Izmailov worked in Tomsk. Tomsk is in the district of Siberia. Tomsk becomes the most important educational center of Siberia, it came to be called the Siberian Athens. Until the Second World War, every twelfth inhabitant of Tomsk was a student. Even today there are recognized institutes and well-known universities in Tomsk. There are a lot of theaters, interesting museums, philharmonic orchestras, and above them, there are churches which were destroyed or turned into mechanics’ workshops, but then resurrected to become churches once again, so that now there are a lot of churches in Tomsk. In Tomsk there is a culture that stretches far beyond Tomsk. Today in Tomsk there is also a Museum of Oppression, or torture and tyranny, a former secret prison, in whose dark underground rooms the NKVD settled its scores with thousands of “internal enemies,” out of which in the 1930s six hundred thousand (600,000) “kulaks” were driven into the swampy regions to the north, of whom 120,000 died in their first year of exile. Then, in the following years, new ones arrived. Thousands and thousands of new enemies.

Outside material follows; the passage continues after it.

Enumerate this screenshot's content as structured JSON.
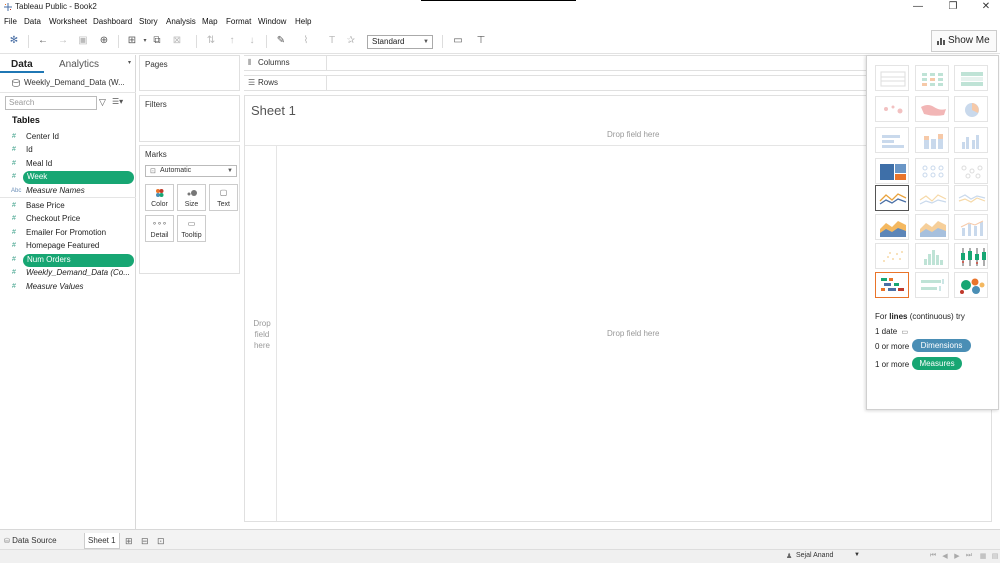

Tomsk today has around 500,000 inhabitants, in other words fewer than, for instance, a Zagreb. People know little, very little, about Tomsk, because Tomsk seems far away to them, while they are nearby. Since 1997 Tomsk has hosted a traditional chess tournament, famous even outside the Russian borders. That tournament is called the “Peter Izmailov Memorial.” In other words, in Tomsk there is also memory.